物覚えが良いのは利点だが、苦手な思い出もしっかり思い出せるのは難点でもある。

怖くて眠れない時は咲の狭い寝床に忍び込んで、ようやく寝付いていたのだ。

アークエイドは咲のように柔らかい身体つきではないが、もう何度も寝所を共にしたのですっかり安心できる場所となっている。
こんなにも感触は違うのに、まるで咲の腕の中に居るようだ。真っ暗闇であまり何も見えないから、記憶に引っ張られて余計にそう感じるのかもしれない。

「このまま寝てもいい?」

「あぁ。長々と話させて悪かったな。おやすみ、アシェ。」

「ううん。話していて楽しかったから。おやすみなさい、アーク。」

おやすみの挨拶をして数分と経たずに、すぅすぅとアシェルの規則的な寝息が聞こえ始める。

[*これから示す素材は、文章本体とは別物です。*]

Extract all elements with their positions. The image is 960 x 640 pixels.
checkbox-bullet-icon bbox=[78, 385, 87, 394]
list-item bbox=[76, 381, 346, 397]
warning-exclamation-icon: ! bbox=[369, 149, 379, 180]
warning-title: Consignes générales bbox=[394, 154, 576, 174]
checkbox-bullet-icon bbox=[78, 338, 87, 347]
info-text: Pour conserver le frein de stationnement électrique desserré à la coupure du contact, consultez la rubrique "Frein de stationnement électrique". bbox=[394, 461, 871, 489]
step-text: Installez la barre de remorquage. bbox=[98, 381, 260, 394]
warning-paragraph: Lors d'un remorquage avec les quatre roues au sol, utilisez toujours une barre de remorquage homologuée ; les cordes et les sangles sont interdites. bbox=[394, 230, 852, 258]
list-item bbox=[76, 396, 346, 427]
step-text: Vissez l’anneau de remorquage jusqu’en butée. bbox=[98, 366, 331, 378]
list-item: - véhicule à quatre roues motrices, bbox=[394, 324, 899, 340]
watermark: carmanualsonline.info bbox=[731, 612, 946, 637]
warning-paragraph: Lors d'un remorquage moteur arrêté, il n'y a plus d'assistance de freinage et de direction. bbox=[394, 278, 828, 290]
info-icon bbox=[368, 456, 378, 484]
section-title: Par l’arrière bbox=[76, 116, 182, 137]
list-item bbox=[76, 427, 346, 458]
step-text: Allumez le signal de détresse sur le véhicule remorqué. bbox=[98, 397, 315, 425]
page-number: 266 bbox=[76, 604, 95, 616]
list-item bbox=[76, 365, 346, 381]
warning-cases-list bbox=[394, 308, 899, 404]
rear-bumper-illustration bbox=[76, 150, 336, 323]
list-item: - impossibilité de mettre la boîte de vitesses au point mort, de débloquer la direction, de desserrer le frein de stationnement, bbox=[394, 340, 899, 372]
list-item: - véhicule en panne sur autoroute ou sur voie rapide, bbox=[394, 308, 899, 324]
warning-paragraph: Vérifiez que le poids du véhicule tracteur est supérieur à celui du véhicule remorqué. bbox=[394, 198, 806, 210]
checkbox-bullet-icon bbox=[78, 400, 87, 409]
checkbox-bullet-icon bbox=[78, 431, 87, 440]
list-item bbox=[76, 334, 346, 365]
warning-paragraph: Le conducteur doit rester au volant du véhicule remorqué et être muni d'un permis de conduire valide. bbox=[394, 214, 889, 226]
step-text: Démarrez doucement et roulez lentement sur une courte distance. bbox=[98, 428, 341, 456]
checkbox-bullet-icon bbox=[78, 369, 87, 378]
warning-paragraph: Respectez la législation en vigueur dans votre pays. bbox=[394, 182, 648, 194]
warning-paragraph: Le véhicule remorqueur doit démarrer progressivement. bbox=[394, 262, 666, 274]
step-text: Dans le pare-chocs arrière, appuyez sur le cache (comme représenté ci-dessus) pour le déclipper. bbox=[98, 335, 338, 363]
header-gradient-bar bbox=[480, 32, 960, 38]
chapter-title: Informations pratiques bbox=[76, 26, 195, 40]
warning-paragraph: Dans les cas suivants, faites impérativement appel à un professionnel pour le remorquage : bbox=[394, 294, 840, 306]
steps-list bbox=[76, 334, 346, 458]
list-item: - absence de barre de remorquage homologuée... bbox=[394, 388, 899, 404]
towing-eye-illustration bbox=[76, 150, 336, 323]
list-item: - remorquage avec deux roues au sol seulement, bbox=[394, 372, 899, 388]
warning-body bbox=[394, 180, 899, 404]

「相変わらず寝つきが良いな。こっちの気も知らないで。これでも我慢してるんだぞ。」

アシェルに届かないことを知りながら、アークエイドは小さく愚痴を口にする。

擦り寄ってきたアシェルが可愛いのもあるが、アークエイドの胸元に顔を埋め、身体も脚を絡ませるようにぴったりとくっついてきている。

我慢しているのにアシェルの体温と身体の柔らかさで、理性が崩壊してしまいそうだ。

グッと衝動を抑え込み、アシェルから聞いた前世の話を思い返す。

もしかしたら夕刻のことから話題を反らす意味もあったのかもしれないが、今までより踏み込んだことを話してくれたのではないかと思う。

少なくとも薫や友人達のフルネームや、薫の怖かったものなどは初耳だった。

アンデット系の魔物は問題ないようだが、よっぽどお化け屋敷とやらは怖かったのだろう。
僅かにだが身体が震えていた。

今度授け子の文献で、お化けや祟りとやらについて調べてみなくてはいけない。
それでも分からなければ、リリアーデに聞いてしまおう。

アークエイドは愛しい温もりの額にキスを落とし、自身も眠りにつく。

久しぶりにゆっくりと眠れそうだ。